Partition Graph Challenging Question

Question

I want to find in which of the following Graph, the edges cannot partitioned to triangles?

K_m,n,r means 3-Partite Complete Graph with m, n, and r sections.

a) K₇

b) K₁₂

c) K_3,3,3

d) K_5,5,5

i think the (d) is correct, but doesn't have any idea.

Answer 1

The first two problems ask for Steiner Triple Systems. It is known that a Steiner Triple System exists if and only if $n \equiv 1 \text{ or } 3 \pmod 6$.

• For $K_7$ we have $7 \equiv 1 \pmod 6$, so one exists. An example is drawn on the Wikipedia page (with triangles are drawn as lines):

  

  (see also Fano plane).

• For $K_{12}$ we have $12 \equiv 0 \pmod 6$, so none exist.

  Another proof of its non-existence: (a) every vertex in $K_{12}$ has $11$ neighbors, (b) every vertex in a triangle has $2$ neighbors. So, if $v$ is a vertex in $K_{12}$, any decomposition divides the $11$ neighbors into pairs, but this is impossible since $11/2$ is not a whole number.

  (Actually, this is part of how the $n \equiv 1 \text{ or } 3 \pmod 6$ condition comes about. The other part is that $\binom{3}{2}$ divides $\binom{n}{2}$.)

The second two problems ask for the existence of a Latin square of order $n$. Suppose $\{u_i\} \cup \{v_j\} \cup \{w_k\}$ is the vertex tripartition. Take a Latin square of order $n$: if symbol $s$ occurs in cell $(r,c)$ then $\{u_r,v_c,w_s\}$ is a triangle. Latin squares exist for all $n \geq 1$ (e.g. the Cayley table of $\mathbb{Z}_n$).

I'll do the $n=3$ case, the $n=5$ case is similar.

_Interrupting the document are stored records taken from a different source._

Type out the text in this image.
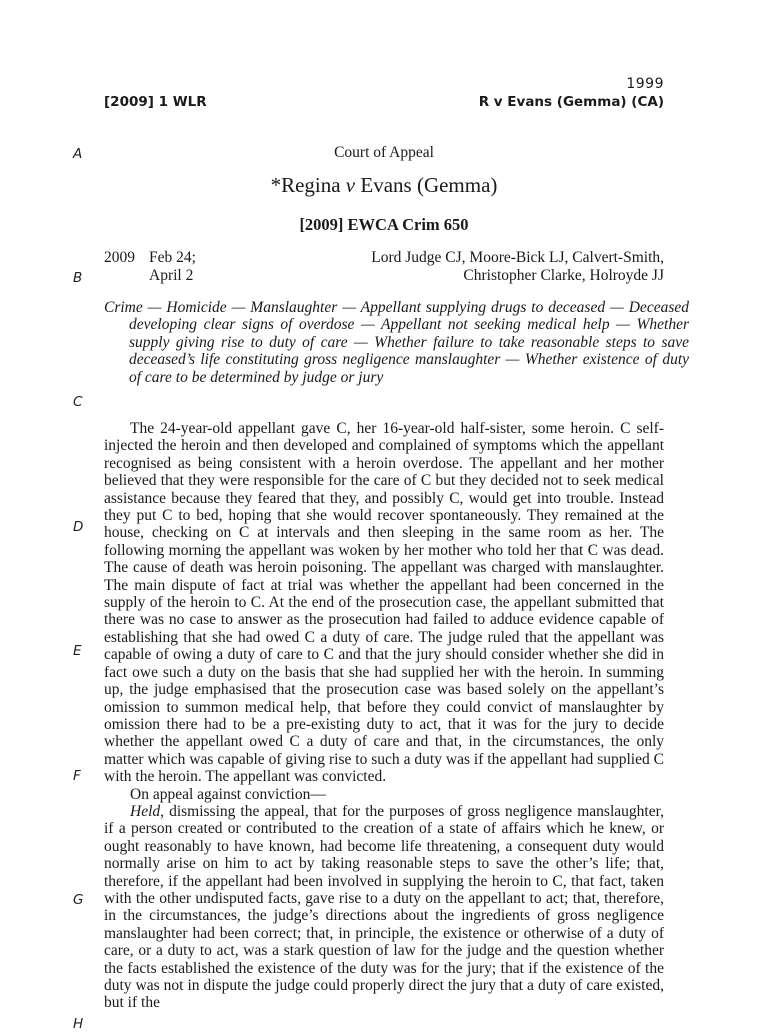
1999
[2009] 1 WLR	R v Evans (Gemma) (CA)
A
B
C
D
E
F
G
H
Court of Appeal
*Regina v Evans (Gemma)
[2009] EWCA Crim 650
2009 Feb 24;
April 2
Lord Judge CJ, Moore-Bick LJ, Calvert-Smith,
Christopher Clarke, Holroyde JJ

Crime — Homicide — Manslaughter — Appellant supplying drugs to deceased — Deceased developing clear signs of overdose — Appellant not seeking medical help — Whether supply giving rise to duty of care — Whether failure to take reasonable steps to save deceased’s life constituting gross negligence manslaughter — Whether existence of duty of care to be determined by judge or jury

The 24-year-old appellant gave C, her 16-year-old half-sister, some heroin. C self-injected the heroin and then developed and complained of symptoms which the appellant recognised as being consistent with a heroin overdose. The appellant and her mother believed that they were responsible for the care of C but they decided not to seek medical assistance because they feared that they, and possibly C, would get into trouble. Instead they put C to bed, hoping that she would recover spontaneously. They remained at the house, checking on C at intervals and then sleeping in the same room as her. The following morning the appellant was woken by her mother who told her that C was dead. The cause of death was heroin poisoning. The appellant was charged with manslaughter. The main dispute of fact at trial was whether the appellant had been concerned in the supply of the heroin to C. At the end of the prosecution case, the appellant submitted that there was no case to answer as the prosecution had failed to adduce evidence capable of establishing that she had owed C a duty of care. The judge ruled that the appellant was capable of owing a duty of care to C and that the jury should consider whether she did in fact owe such a duty on the basis that she had supplied her with the heroin. In summing up, the judge emphasised that the prosecution case was based solely on the appellant’s omission to summon medical help, that before they could convict of manslaughter by omission there had to be a pre-existing duty to act, that it was for the jury to decide whether the appellant owed C a duty of care and that, in the circumstances, the only matter which was capable of giving rise to such a duty was if the appellant had supplied C with the heroin. The appellant was convicted.

On appeal against conviction—

Held, dismissing the appeal, that for the purposes of gross negligence manslaughter, if a person created or contributed to the creation of a state of affairs which he knew, or ought reasonably to have known, had become life threatening, a consequent duty would normally arise on him to act by taking reasonable steps to save the other’s life; that, therefore, if the appellant had been involved in supplying the heroin to C, that fact, taken with the other undisputed facts, gave rise to a duty on the appellant to act; that, therefore, in the circumstances, the judge’s directions about the ingredients of gross negligence manslaughter had been correct; that, in principle, the existence or otherwise of a duty of care, or a duty to act, was a stark question of law for the judge and the question whether the facts established the existence of the duty was for the jury; that if the existence of the duty was not in dispute the judge could properly direct the jury that a duty of care existed, but if the
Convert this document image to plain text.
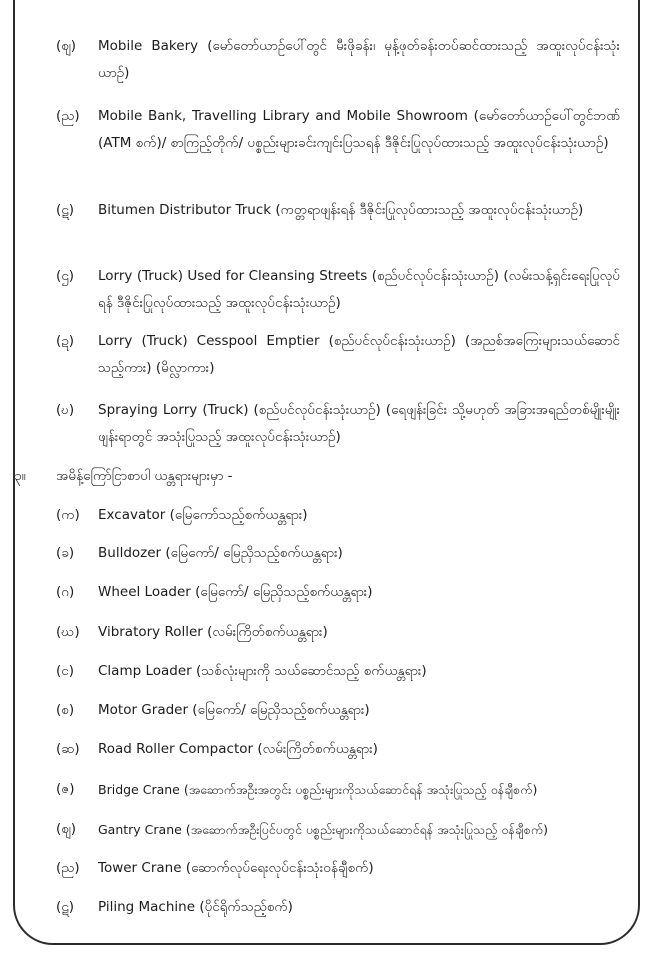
(ဈ) Mobile Bakery (မော်တော်ယာဉ်ပေါ်တွင် မီးဖိုခန်း၊ မုန့်ဖုတ်ခန်းတပ်ဆင်ထားသည့် အထူးလုပ်ငန်းသုံးယာဉ်)
(ည) Mobile Bank, Travelling Library and Mobile Showroom (မော်တော်ယာဉ်ပေါ်တွင်ဘဏ် (ATM စက်)/ စာကြည့်တိုက်/ ပစ္စည်းများခင်းကျင်းပြသရန် ဒီဇိုင်းပြုလုပ်ထားသည့် အထူးလုပ်ငန်းသုံးယာဉ်)
(ဋ) Bitumen Distributor Truck (ကတ္တရာဖျန်းရန် ဒီဇိုင်းပြုလုပ်ထားသည့် အထူးလုပ်ငန်းသုံးယာဉ်)
(ဌ) Lorry (Truck) Used for Cleansing Streets (စည်ပင်လုပ်ငန်းသုံးယာဉ်) (လမ်းသန့်ရှင်းရေးပြုလုပ်ရန် ဒီဇိုင်းပြုလုပ်ထားသည့် အထူးလုပ်ငန်းသုံးယာဉ်)
(ဍ) Lorry (Truck) Cesspool Emptier (စည်ပင်လုပ်ငန်းသုံးယာဉ်) (အညစ်အကြေးများသယ်ဆောင်သည့်ကား) (မိလ္လာကား)
(ဎ) Spraying Lorry (Truck) (စည်ပင်လုပ်ငန်းသုံးယာဉ်) (ရေဖျန်းခြင်း သို့မဟုတ် အခြားအရည်တစ်မျိုးမျိုးဖျန်းရာတွင် အသုံးပြုသည့် အထူးလုပ်ငန်းသုံးယာဉ်)
၃။ အမိန့်ကြော်ငြာစာပါ ယန္တရားများမှာ -
(က) Excavator (မြေကော်သည့်စက်ယန္တရား)
(ခ) Bulldozer (မြေကော်/ မြေညှိသည့်စက်ယန္တရား)
(ဂ) Wheel Loader (မြေကော်/ မြေညှိသည့်စက်ယန္တရား)
(ဃ) Vibratory Roller (လမ်းကြိတ်စက်ယန္တရား)
(င) Clamp Loader (သစ်လုံးများကို သယ်ဆောင်သည့် စက်ယန္တရား)
(စ) Motor Grader (မြေကော်/ မြေညှိသည့်စက်ယန္တရား)
(ဆ) Road Roller Compactor (လမ်းကြိတ်စက်ယန္တရား)
(ဇ) Bridge Crane (အဆောက်အဦးအတွင်း ပစ္စည်းများကိုသယ်ဆောင်ရန် အသုံးပြုသည့် ဝန်ချီစက်)
(ဈ) Gantry Crane (အဆောက်အဦးပြင်ပတွင် ပစ္စည်းများကိုသယ်ဆောင်ရန် အသုံးပြုသည့် ဝန်ချီစက်)
(ည) Tower Crane (ဆောက်လုပ်ရေးလုပ်ငန်းသုံးဝန်ချီစက်)
(ဋ) Piling Machine (ပိုင်ရိုက်သည့်စက်)
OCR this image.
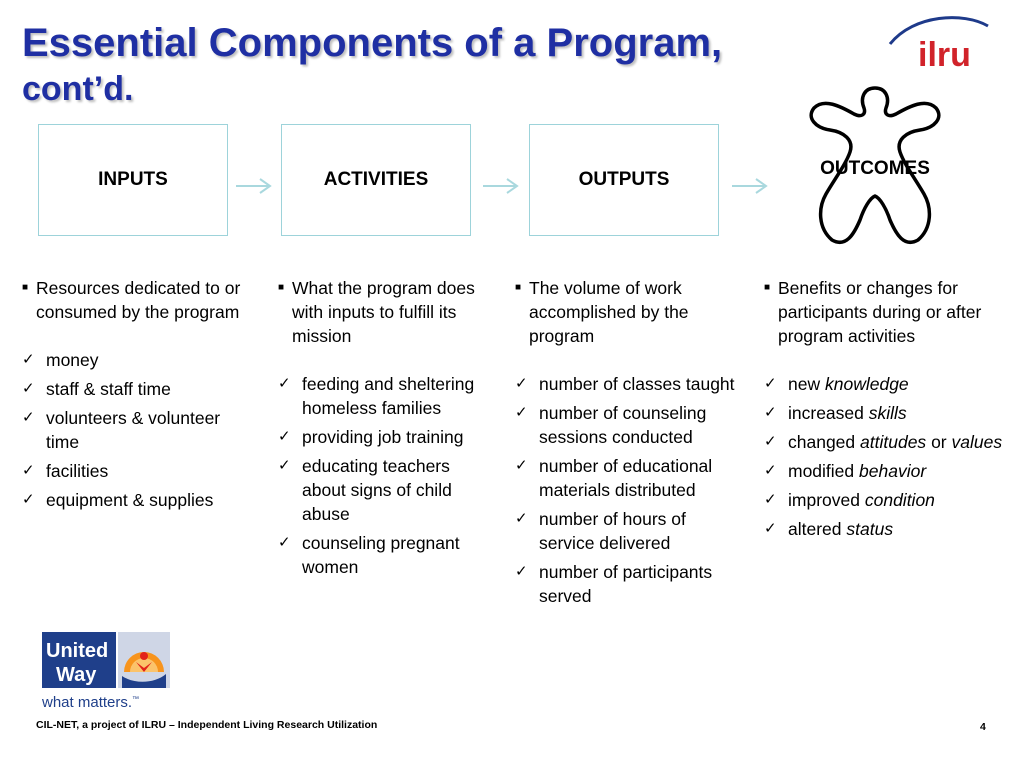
Essential Components of a Program,
cont’d.
ilru
INPUTS	ACTIVITIES	OUTPUTS
OUTCOMES
■ Resources dedicated to or consumed by the program
✓ money
✓ staff & staff time
✓ volunteers & volunteer time
✓ facilities
✓ equipment & supplies
■ What the program does with inputs to fulfill its mission
✓ feeding and sheltering homeless families
✓ providing job training
✓ educating teachers about signs of child abuse
✓ counseling pregnant women
■ The volume of work accomplished by the program
✓ number of classes taught
✓ number of counseling sessions conducted
✓ number of educational materials distributed
✓ number of hours of service delivered
✓ number of participants served
■ Benefits or changes for participants during or after program activities
✓ new knowledge
✓ increased skills
✓ changed attitudes or values
✓ modified behavior
✓ improved condition
✓ altered status
United
Way
what matters.™
CIL-NET, a project of ILRU – Independent Living Research Utilization	4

The entries of the Latin square $$ \begin{bmatrix} \color{red}{1} & \color{blue}{2} & 3 \\ 2 & 3 & 1 \\ 3 & 1 & \color{green}{2} \\ \end{bmatrix} $$ can be written as an "orthogonal array": $$\{\color{red}{(\overbrace{1}^{\text{row } 1},\overbrace{1}^{\text{col } 1},\overbrace{1}^{\text{sym } 1})},\color{blue}{(\overbrace{1}^{\text{row } 1},\overbrace{2}^{\text{col } 2},\overbrace{2}^{\text{sym } 2})},\ldots,\color{green}{(\overbrace{3}^{\text{row } 3},\overbrace{3}^{\text{col } 3},\overbrace{2}^{\text{sym } 2})}\}.$$ So in $K_{3,3,3}$, we have the decomposition $$\big\{\color{red}{\{u_1,v_1,w_1\}}\color{blue}{\{u_1,v_2,w_2\}},\ldots,\color{green}{\{u_3,v_3,w_2\}}\big\}.$$ The Latin square properties ensure that no edge is used in two triangles: e.g. if $u_i v_j$ were used twice, then the would be two symbols in cell $(i,j)$ in the Latin square.